Reinforcing the absurdity of Walter’s pseudo-intellectual hobbyhorses, Walter usually relies on obscure and irrelevant figures—such as when he brings up Ernulphus’s curse, a prayer for supernatural punishment on evildoers when Slop is looking for swear words—or fictional ones, such as Slawkenbergius.
When the time comes to discuss actual philosophy, such as the theories of John Locke, Walter is interrupted or delayed. Yet Tristram treats all of Walter’s intellectual theories with the same seriousness. By giving fictional, obscure, and seminal philosophers equal weight, Sterne simultaneously pokes fun at the self-importance of pseudo-intellectuals like Walter and illustrates the fact that even when they are absurd, ideas have real effects on people’s lives. Though Walter’s superstitions about noses and names may be silly, they shape Tristram’s life, identity, and relationship with his father. Similarly, Tristram Shandy’s irreverence is a central part of its nuanced and holistic view of the world. Life is both silly and serious, often at the same time. The story of Slawkenbergius is an irreverent, extended double entendre in which noses stand in for penises, but it both foreshadows another real injury Tristram will suffer later and refers to an injury he already suffered that will damage both his face and his relationship to this father forever.

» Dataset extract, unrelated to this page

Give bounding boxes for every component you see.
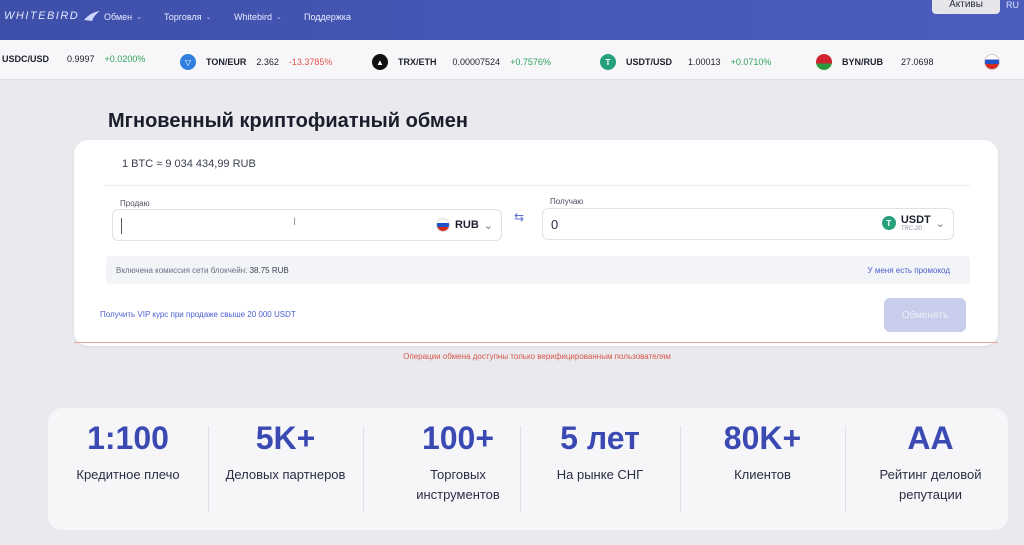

Whereas Walter’s life is shaped by the books he reads, Tristram is attempting to shape the life he is living into a book. In Volume 4, Tristram confesses that at the rate he is currently writing, he fears he will never actually be able to finish the story of his life. To provide a complete narration of his life, the pace of his narrative must match the pace of his life, yet Tristram recognizes that this is impossible. Unlike in real life, in which people are beholden to the relentless unidirectional march of time, Tristram’s narrative connects chronological moments through association. He jumps forward and back according to his own (or his characters’) whims. Narrative time frees him from the shackles of chronological time, which will inevitably end with his death. Through literature, he can wrestle control of his own mortality and explore his life on his own terms. He asserts agency over his life by asserting agency over the order in which his story is told.